AIDE: An algorithm for measuring the accuracy of probabilistic inference algorithms

Approximate probabilistic inference algorithms are central to many fields. Examples include sequential Monte Carlo inference in robotics, variational inference in machine learning, and Markov chain Monte Carlo inference in statistics. A key problem faced by practitioners is measuring the accuracy of an approximate inference algorithm on a specific data set. This paper introduces the auxiliary inference divergence estimator (AIDE), an algorithm for measuring the accuracy of approximate inference algorithms. AIDE is based on the observation that inference algorithms can be treated as probabilistic models and the random variables used within the inference algorithm can be viewed as auxiliary variables. This view leads to a new estimator for the symmetric KL divergence between the approximating distributions of two inference algorithms. The paper illustrates application of AIDE to algorithms for inference in regression, hidden Markov, and Dirichlet process mixture models.

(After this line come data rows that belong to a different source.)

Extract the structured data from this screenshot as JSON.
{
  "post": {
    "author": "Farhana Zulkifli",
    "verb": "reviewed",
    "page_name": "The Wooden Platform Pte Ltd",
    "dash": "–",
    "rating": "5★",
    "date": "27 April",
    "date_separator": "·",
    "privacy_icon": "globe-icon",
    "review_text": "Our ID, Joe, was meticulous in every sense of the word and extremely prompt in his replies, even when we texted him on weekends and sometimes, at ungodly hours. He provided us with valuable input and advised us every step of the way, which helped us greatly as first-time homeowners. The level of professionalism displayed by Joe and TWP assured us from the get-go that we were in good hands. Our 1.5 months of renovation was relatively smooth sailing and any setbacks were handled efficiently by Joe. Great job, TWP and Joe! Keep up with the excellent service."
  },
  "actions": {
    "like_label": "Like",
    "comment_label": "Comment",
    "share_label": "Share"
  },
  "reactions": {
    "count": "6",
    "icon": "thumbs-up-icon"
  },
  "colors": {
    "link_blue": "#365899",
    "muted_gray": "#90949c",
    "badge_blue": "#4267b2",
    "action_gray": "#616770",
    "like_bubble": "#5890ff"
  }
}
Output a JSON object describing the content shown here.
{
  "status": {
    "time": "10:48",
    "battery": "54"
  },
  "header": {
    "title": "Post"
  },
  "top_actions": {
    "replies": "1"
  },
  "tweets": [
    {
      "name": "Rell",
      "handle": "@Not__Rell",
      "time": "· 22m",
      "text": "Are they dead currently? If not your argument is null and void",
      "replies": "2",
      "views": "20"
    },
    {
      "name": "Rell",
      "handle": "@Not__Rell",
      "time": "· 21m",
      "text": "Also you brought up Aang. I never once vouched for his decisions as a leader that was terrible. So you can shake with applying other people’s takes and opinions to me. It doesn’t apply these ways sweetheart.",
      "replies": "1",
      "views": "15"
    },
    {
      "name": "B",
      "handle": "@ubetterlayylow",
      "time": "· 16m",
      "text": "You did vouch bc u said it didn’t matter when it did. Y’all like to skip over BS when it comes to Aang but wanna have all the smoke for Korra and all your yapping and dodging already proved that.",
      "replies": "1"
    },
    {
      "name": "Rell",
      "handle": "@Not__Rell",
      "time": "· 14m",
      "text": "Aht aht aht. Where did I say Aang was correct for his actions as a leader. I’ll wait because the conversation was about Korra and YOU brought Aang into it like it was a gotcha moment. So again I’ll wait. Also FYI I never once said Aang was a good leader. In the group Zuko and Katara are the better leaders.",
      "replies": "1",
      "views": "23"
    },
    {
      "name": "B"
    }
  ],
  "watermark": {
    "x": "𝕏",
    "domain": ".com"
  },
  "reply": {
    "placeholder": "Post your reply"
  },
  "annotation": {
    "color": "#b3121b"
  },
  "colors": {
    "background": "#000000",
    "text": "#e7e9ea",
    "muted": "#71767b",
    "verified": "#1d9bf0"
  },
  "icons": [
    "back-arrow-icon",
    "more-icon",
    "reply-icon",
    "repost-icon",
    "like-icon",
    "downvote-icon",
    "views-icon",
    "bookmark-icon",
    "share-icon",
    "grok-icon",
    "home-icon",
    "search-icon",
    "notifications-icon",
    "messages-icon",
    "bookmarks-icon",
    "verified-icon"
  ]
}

The experiments show that AIDE captures the qualitative behavior of a broad class of inference algorithms and can detect failure modes of inference algorithms that are missed by standard heuristics.

[1]  Vikash K. Mansinghka Church : a language for generative models with non-parametric memoization and approximate inference , 2008 .

[2]  Daniel M. Roy,et al.  On the Computability of Conditional Probability , 2010, J. ACM.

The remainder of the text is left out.